A letter from Bābur to Kāmrān in Qandahār is with Kehr’s Latin version of the Bābur-nāma, in Latin and entered on the lining of the cover. It is shewn by its main topic viz. the despatch of Ibrāhīm Lūdī’s son to Kāmrān’s charge, to date somewhere close to Jan. 3rd 1527 (Rabī‘u’l-awwal 29th 933 AH.) because on that day Bābur writes of the despatch (Ḥai. Codex f. 306b foot).
Presumably the letter was with Kāmrān’s own copy of the Bābur-nāma. That copy may have reached Humāyūn’s hands
(JRAS 1908 p. 828 et seq.). The next known indication of the letter is given in St. Petersburg by Dr. Kehr. He will have seen it or a copy of it with the B.N. Codex he copied (one of unequaled correctness), and he, no doubt, copied it in its place on the fly-leaf or board of his own transcript, but if so, it has disappeared.

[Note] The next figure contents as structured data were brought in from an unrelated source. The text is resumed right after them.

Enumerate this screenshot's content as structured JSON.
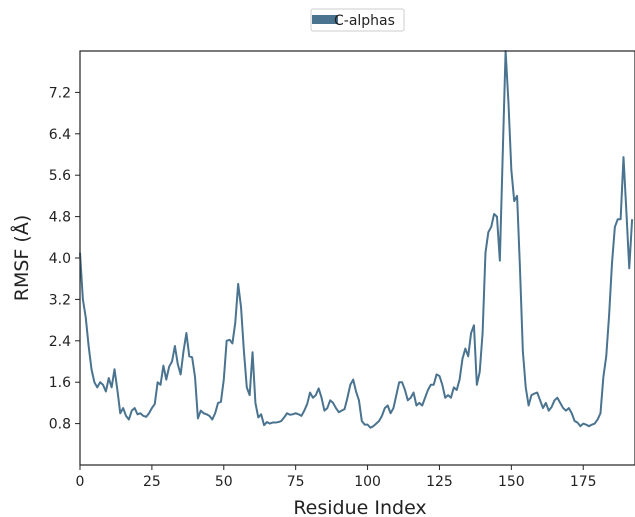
{
  "chart_data": {
    "type": "line",
    "xlabel": "Residue Index",
    "ylabel": "RMSF (Å)",
    "xlim": [
      0,
      193
    ],
    "ylim": [
      0.0,
      8.0
    ],
    "xticks": [
      0,
      25,
      50,
      75,
      100,
      125,
      150,
      175
    ],
    "yticks": [
      0.8,
      1.6,
      2.4,
      3.2,
      4.0,
      4.8,
      5.6,
      6.4,
      7.2
    ],
    "xtick_labels": [
      "0",
      "25",
      "50",
      "75",
      "100",
      "125",
      "150",
      "175"
    ],
    "ytick_labels": [
      "0.8",
      "1.6",
      "2.4",
      "3.2",
      "4.0",
      "4.8",
      "5.6",
      "6.4",
      "7.2"
    ],
    "grid": false,
    "legend_position": "top-center",
    "series": [
      {
        "name": "C-alphas",
        "color": "#4a7390",
        "x": [
          0,
          1,
          2,
          3,
          4,
          5,
          6,
          7,
          8,
          9,
          10,
          11,
          12,
          13,
          14,
          15,
          16,
          17,
          18,
          19,
          20,
          21,
          22,
          23,
          24,
          25,
          26,
          27,
          28,
          29,
          30,
          31,
          32,
          33,
          34,
          35,
          36,
          37,
          38,
          39,
          40,
          41,
          42,
          43,
          44,
          45,
          46,
          47,
          48,
          49,
          50,
          51,
          52,
          53,
          54,
          55,
          56,
          57,
          58,
          59,
          60,
          61,
          62,
          63,
          64,
          65,
          66,
          67,
          68,
          69,
          70,
          71,
          72,
          73,
          74,
          75,
          76,
          77,
          78,
          79,
          80,
          81,
          82,
          83,
          84,
          85,
          86,
          87,
          88,
          89,
          90,
          91,
          92,
          93,
          94,
          95,
          96,
          97,
          98,
          99,
          100,
          101,
          102,
          103,
          104,
          105,
          106,
          107,
          108,
          109,
          110,
          111,
          112,
          113,
          114,
          115,
          116,
          117,
          118,
          119,
          120,
          121,
          122,
          123,
          124,
          125,
          126,
          127,
          128,
          129,
          130,
          131,
          132,
          133,
          134,
          135,
          136,
          137,
          138,
          139,
          140,
          141,
          142,
          143,
          144,
          145,
          146,
          147,
          148,
          149,
          150,
          151,
          152,
          153,
          154,
          155,
          156,
          157,
          158,
          159,
          160,
          161,
          162,
          163,
          164,
          165,
          166,
          167,
          168,
          169,
          170,
          171,
          172,
          173,
          174,
          175,
          176,
          177,
          178,
          179,
          180,
          181,
          182,
          183,
          184,
          185,
          186,
          187,
          188,
          189,
          190,
          191,
          192
        ],
        "values": [
          4.1,
          3.2,
          2.85,
          2.3,
          1.85,
          1.6,
          1.5,
          1.6,
          1.55,
          1.42,
          1.68,
          1.5,
          1.85,
          1.45,
          1.0,
          1.1,
          0.95,
          0.88,
          1.05,
          1.1,
          0.98,
          1.0,
          0.95,
          0.93,
          1.0,
          1.1,
          1.18,
          1.6,
          1.55,
          1.92,
          1.65,
          1.9,
          2.0,
          2.3,
          1.95,
          1.75,
          2.2,
          2.55,
          2.1,
          2.08,
          1.7,
          0.9,
          1.05,
          1.0,
          0.98,
          0.95,
          0.88,
          1.0,
          1.2,
          1.22,
          1.65,
          2.4,
          2.42,
          2.35,
          2.75,
          3.5,
          3.05,
          2.2,
          1.5,
          1.35,
          2.18,
          1.2,
          0.92,
          0.98,
          0.77,
          0.83,
          0.8,
          0.82,
          0.82,
          0.83,
          0.85,
          0.92,
          1.0,
          0.97,
          0.98,
          1.0,
          0.98,
          0.95,
          1.05,
          1.18,
          1.4,
          1.3,
          1.35,
          1.48,
          1.3,
          1.05,
          1.1,
          1.25,
          1.2,
          1.1,
          1.02,
          1.05,
          1.08,
          1.3,
          1.55,
          1.65,
          1.42,
          1.25,
          0.85,
          0.78,
          0.78,
          0.72,
          0.75,
          0.8,
          0.85,
          0.95,
          1.1,
          1.15,
          1.0,
          1.1,
          1.35,
          1.6,
          1.6,
          1.45,
          1.25,
          1.3,
          1.4,
          1.15,
          1.2,
          1.15,
          1.3,
          1.45,
          1.55,
          1.55,
          1.75,
          1.72,
          1.55,
          1.3,
          1.35,
          1.3,
          1.5,
          1.45,
          1.65,
          2.05,
          2.25,
          2.1,
          2.55,
          2.7,
          1.55,
          1.8,
          2.55,
          4.1,
          4.5,
          4.6,
          4.85,
          4.8,
          3.95,
          6.0,
          8.0,
          7.0,
          5.7,
          5.1,
          5.2,
          3.8,
          2.2,
          1.5,
          1.15,
          1.35,
          1.38,
          1.4,
          1.25,
          1.1,
          1.2,
          1.05,
          1.12,
          1.25,
          1.3,
          1.2,
          1.1,
          1.05,
          1.1,
          1.0,
          0.85,
          0.82,
          0.75,
          0.8,
          0.78,
          0.75,
          0.78,
          0.8,
          0.88,
          1.0,
          1.7,
          2.1,
          2.9,
          3.9,
          4.6,
          4.75,
          4.75,
          5.95,
          4.9,
          3.8,
          4.75
        ]
      }
    ]
  }
}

Fuller particulars of it and of other items accompanying it are given in JRAS 1908 p. 828 et seq.
K.—AN AFGHĀN LEGEND.
My husband’s article in the Asiatic Quarterly Review of April 1901 begins with an account of the two MSS. from which it is drawn, viz. I.O. 581 in Pushtū, I.O. 582 in Persian. Both are mainly occupied with an account of the Yūsuf-zāī. The second opens by telling of the power of the tribe in Afghānistān and of the kindness of Malik Shāh Sulaimān, one of their chiefs, to Aūlūgh Beg Mīrzā Kābulī, (Bābur’s paternal uncle,) when he was young and in trouble, presumably as a boy ruler.